The usual thing is this:
- Each processor has a private cache, that can be accessed unlocked
(or using whatever uniprocessor locking is required, which is at
most a cli), and
- If the private cache is empty, it turns to a global slab system which
does require locking, but is hopefully rare.
Thus, the race condition that you refer to in the second point cannot
happen.
The *structors are to let you cache setup work between slab allocations.

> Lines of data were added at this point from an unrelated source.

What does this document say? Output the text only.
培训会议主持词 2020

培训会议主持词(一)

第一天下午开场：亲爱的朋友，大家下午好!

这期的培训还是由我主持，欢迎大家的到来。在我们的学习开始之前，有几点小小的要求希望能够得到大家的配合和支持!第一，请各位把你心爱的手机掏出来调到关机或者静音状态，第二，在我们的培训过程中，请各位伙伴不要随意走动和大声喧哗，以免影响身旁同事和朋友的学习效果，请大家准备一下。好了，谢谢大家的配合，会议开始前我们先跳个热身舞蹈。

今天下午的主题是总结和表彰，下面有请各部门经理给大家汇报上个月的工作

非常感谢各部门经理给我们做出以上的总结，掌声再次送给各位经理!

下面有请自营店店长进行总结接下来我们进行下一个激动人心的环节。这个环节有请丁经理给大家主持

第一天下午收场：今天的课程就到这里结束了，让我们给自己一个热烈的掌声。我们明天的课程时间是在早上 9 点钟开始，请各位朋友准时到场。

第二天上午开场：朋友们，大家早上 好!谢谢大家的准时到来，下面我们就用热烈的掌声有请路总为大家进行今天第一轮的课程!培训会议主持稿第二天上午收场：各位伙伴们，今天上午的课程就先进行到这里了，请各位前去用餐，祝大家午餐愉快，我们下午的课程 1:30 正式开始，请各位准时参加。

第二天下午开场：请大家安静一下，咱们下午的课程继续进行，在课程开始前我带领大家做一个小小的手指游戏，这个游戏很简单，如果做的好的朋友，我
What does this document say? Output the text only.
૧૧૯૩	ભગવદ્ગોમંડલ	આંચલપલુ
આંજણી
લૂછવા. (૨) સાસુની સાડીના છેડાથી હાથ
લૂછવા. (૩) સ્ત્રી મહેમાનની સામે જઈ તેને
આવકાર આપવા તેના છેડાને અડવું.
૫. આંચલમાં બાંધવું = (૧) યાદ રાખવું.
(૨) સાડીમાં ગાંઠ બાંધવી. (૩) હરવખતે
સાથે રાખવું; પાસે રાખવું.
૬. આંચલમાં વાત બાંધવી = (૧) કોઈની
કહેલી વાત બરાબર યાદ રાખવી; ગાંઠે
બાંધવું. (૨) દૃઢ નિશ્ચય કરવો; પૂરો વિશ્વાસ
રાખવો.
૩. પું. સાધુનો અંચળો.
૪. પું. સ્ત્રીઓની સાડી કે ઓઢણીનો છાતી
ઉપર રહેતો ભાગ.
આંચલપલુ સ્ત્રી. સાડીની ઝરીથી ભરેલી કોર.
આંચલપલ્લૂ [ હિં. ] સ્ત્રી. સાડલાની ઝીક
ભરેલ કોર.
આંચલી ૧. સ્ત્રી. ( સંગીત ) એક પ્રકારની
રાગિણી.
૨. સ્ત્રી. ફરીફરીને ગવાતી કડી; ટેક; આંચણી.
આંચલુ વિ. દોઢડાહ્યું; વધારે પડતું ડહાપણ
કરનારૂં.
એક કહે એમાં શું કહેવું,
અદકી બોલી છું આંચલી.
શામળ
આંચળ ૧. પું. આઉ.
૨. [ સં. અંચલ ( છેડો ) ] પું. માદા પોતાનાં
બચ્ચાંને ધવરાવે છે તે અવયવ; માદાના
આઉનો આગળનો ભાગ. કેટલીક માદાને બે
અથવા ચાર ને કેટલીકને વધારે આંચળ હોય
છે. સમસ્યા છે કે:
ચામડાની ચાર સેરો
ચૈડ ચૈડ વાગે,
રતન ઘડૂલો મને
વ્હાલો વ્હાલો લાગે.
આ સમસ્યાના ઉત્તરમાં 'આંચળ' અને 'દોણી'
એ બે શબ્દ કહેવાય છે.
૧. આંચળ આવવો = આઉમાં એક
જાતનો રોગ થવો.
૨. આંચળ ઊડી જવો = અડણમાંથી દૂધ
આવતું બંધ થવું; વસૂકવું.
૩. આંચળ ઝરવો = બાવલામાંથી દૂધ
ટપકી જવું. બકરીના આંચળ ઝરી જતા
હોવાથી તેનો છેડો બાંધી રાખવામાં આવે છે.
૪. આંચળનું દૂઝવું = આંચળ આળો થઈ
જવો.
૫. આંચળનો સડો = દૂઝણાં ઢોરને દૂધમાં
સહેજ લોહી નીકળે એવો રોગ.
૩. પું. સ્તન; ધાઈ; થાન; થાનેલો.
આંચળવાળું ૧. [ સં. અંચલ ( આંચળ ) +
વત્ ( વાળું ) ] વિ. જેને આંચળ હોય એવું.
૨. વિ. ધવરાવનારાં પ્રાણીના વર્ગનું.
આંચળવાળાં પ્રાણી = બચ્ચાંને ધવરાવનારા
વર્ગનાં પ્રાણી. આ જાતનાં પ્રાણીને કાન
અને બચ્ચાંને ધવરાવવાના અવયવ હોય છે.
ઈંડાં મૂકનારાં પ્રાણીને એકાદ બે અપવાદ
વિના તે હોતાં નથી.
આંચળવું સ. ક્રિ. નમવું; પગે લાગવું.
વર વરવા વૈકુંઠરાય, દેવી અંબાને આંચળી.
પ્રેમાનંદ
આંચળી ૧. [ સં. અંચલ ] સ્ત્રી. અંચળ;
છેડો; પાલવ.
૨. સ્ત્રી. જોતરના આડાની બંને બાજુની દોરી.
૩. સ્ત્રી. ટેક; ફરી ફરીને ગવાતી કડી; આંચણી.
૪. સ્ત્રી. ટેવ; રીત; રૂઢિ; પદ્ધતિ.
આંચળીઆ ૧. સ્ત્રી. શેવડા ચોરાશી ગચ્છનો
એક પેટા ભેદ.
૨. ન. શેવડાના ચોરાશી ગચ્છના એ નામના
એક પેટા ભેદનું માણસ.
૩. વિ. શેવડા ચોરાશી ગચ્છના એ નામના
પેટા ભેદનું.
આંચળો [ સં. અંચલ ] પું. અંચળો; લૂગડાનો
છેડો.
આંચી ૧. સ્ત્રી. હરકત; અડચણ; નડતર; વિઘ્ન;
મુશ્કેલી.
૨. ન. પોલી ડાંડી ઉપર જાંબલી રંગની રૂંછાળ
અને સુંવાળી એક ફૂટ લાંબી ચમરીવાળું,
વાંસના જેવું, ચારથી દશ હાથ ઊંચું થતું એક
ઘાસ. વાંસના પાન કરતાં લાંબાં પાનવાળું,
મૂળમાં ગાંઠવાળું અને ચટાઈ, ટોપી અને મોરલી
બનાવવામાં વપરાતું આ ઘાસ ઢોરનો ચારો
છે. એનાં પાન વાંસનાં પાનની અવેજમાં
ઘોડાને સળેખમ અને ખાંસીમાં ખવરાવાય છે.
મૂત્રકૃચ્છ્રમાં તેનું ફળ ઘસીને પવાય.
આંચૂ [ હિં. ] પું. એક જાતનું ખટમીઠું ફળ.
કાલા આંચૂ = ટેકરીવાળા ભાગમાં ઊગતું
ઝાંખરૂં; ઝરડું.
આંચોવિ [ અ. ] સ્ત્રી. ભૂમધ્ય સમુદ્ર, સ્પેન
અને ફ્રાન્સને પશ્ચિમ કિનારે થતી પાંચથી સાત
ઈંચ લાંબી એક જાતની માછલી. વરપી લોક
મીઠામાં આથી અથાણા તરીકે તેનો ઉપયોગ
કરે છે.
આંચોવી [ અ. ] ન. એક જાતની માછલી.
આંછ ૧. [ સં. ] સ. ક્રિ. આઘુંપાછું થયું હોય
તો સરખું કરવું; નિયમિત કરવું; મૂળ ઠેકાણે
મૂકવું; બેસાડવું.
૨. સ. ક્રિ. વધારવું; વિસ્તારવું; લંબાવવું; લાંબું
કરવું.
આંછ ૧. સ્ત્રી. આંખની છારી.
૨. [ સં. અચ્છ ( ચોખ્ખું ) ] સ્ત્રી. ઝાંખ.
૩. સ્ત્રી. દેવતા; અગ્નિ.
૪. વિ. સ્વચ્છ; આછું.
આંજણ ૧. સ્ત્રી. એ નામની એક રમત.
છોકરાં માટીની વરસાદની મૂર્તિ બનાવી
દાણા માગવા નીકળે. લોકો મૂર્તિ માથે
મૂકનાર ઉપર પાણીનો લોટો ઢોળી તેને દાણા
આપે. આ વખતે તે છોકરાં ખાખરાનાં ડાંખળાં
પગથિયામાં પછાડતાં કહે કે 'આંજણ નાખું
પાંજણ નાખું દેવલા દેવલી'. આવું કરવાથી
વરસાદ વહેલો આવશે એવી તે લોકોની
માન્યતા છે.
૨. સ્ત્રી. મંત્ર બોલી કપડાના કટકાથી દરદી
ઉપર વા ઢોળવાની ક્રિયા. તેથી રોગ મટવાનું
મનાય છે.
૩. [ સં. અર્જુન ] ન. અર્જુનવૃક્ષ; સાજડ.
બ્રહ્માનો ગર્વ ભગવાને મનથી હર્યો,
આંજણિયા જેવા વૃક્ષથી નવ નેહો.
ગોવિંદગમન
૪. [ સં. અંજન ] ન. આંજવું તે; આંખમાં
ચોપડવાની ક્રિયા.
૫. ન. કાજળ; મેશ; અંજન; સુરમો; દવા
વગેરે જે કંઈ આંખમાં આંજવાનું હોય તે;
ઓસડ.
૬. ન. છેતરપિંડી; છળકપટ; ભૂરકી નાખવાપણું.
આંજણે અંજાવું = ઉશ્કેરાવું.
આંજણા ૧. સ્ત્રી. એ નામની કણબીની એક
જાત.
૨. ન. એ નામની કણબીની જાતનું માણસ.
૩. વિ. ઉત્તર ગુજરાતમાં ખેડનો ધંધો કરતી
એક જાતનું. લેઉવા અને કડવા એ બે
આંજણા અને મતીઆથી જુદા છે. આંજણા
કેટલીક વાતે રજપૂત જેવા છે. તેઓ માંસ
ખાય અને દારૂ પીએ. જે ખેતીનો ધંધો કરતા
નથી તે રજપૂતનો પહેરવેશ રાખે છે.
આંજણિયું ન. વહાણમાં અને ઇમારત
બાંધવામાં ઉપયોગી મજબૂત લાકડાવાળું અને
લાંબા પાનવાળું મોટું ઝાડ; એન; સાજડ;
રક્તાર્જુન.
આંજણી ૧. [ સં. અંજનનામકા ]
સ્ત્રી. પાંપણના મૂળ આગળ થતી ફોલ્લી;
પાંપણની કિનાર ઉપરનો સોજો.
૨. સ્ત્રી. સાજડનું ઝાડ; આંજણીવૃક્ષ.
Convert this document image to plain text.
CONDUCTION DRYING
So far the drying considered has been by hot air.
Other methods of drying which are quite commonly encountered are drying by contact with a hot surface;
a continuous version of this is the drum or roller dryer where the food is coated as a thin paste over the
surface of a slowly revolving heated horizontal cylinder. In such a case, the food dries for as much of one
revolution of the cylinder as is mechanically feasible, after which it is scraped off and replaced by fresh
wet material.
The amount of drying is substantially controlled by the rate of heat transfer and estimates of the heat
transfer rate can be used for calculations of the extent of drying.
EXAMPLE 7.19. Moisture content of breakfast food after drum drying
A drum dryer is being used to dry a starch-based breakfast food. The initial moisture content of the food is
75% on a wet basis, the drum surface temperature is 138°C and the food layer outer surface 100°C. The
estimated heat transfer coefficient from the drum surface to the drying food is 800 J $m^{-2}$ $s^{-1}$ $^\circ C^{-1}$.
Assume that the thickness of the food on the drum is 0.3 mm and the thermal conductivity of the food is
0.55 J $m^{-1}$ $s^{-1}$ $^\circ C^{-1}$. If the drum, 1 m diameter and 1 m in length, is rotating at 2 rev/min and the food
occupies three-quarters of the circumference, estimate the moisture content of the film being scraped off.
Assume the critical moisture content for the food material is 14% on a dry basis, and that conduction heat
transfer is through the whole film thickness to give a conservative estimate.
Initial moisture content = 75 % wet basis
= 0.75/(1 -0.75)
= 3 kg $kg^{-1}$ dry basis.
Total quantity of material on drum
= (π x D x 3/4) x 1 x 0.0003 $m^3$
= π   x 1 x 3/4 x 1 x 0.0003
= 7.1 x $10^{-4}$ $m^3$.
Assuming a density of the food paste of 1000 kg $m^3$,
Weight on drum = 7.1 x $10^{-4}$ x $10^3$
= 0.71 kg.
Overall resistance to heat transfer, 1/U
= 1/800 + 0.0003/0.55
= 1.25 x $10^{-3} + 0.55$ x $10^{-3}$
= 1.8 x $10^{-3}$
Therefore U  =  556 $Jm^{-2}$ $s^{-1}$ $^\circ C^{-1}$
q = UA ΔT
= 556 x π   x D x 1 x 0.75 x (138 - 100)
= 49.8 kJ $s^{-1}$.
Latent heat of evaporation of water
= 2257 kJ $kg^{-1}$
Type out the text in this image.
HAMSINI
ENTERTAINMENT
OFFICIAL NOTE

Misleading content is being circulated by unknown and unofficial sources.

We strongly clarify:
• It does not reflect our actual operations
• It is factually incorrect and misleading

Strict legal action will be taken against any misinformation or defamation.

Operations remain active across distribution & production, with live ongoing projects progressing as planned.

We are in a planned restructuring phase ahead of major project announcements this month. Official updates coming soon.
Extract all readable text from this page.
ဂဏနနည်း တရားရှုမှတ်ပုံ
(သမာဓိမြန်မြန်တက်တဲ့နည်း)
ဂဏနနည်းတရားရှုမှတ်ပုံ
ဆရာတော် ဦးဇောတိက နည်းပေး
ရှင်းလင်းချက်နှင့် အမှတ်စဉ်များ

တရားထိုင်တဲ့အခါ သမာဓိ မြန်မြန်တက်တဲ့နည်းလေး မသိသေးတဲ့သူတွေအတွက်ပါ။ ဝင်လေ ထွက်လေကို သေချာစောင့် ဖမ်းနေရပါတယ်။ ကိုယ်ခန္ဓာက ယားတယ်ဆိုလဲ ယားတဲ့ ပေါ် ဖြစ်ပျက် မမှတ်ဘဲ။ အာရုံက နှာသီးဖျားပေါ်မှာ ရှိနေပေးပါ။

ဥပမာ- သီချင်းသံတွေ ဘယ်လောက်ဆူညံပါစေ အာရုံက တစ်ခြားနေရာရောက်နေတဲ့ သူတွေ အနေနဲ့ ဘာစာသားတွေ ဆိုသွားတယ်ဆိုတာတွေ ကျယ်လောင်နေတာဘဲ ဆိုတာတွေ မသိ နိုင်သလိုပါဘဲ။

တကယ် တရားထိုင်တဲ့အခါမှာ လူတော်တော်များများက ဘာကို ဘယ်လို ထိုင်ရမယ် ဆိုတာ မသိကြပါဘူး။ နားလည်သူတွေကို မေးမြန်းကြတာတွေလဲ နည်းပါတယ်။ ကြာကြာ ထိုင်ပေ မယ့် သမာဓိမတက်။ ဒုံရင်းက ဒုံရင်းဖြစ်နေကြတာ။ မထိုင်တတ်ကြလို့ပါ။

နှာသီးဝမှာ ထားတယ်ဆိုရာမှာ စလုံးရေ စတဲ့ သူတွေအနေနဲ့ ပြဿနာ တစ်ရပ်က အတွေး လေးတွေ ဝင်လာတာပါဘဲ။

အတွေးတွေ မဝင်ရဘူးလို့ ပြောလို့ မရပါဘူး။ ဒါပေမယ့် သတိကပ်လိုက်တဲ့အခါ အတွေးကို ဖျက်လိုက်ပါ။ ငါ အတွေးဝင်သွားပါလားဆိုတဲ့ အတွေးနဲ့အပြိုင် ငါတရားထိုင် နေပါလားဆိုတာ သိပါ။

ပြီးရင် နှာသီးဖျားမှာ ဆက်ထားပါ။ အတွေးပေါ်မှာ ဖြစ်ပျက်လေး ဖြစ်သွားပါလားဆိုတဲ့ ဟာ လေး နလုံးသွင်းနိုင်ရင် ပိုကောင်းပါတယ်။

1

For example, dentries have some linked lists which have initial null
states (forward and back pointing to self) which have to be set up on
allocation, but are true on deallocation. Thus, when you recycle an
entry, you don't have to reinitialize them. The constructor and
destructor are for when data is received from and returned to the
system pool.
Jeff Bonwick's version has a debugging option that call them on every
object allocation and deallocation. Things like wait queues, reference
counts, and so on that begin as zero and end as zero are useful
initializations to avoid.
As for the first problem, one suggestion I have is to tackle the hit rate
head-on. Establish a target front-end hit rate, say 99%. Then do the
following on each allocation:
if (there's something in the local cache) {
allocate it for return
if (--score < 0) {
get some more from the local cache and return it to the
global pool
score += TUNABLE
}
} else {
score += 100-TUNABLE;
allocate something from the global pool;
}
This will maintain the pool size at the level necessary to keep a
99% hit rate. If it's repeated allocation and deallocation of one
object, the local cache will contain one object. If it varies a lot,
the local cache will be bigger.
The logic is easiest to see if TUNABLE is 0, but over the long run,
the number of allocations from and frees to the global pool will be
the same, so it can have any value and maintain the same hit rate.
A low value of TUNABLE causes the cache to explode initially, as all
the allocations miss and score goes up a lot. It takes a long time
to settle down, as it won't free objects until the overall miss rate
will stay below 1% and there are a lot of initial misses to make up for.
A high value reduces that effect, but causes the cache to be slow to
free resources when usage goes down.
Anyway, maybe it can be fiddled with. the main point is that the
common case (decrement, test high bit, and do nothing) is very fast.
I'm a little unclear on David Miller's design constraint
"2) No cli()'s on any code path whatsoever".
Doesn't __get_free_pages do all kinds of locking (including possibly
synchronous disk I/O!), and doesn't *any* kernel memory allocator need
to call that sometimes? David, can you clarify?
-- -Colin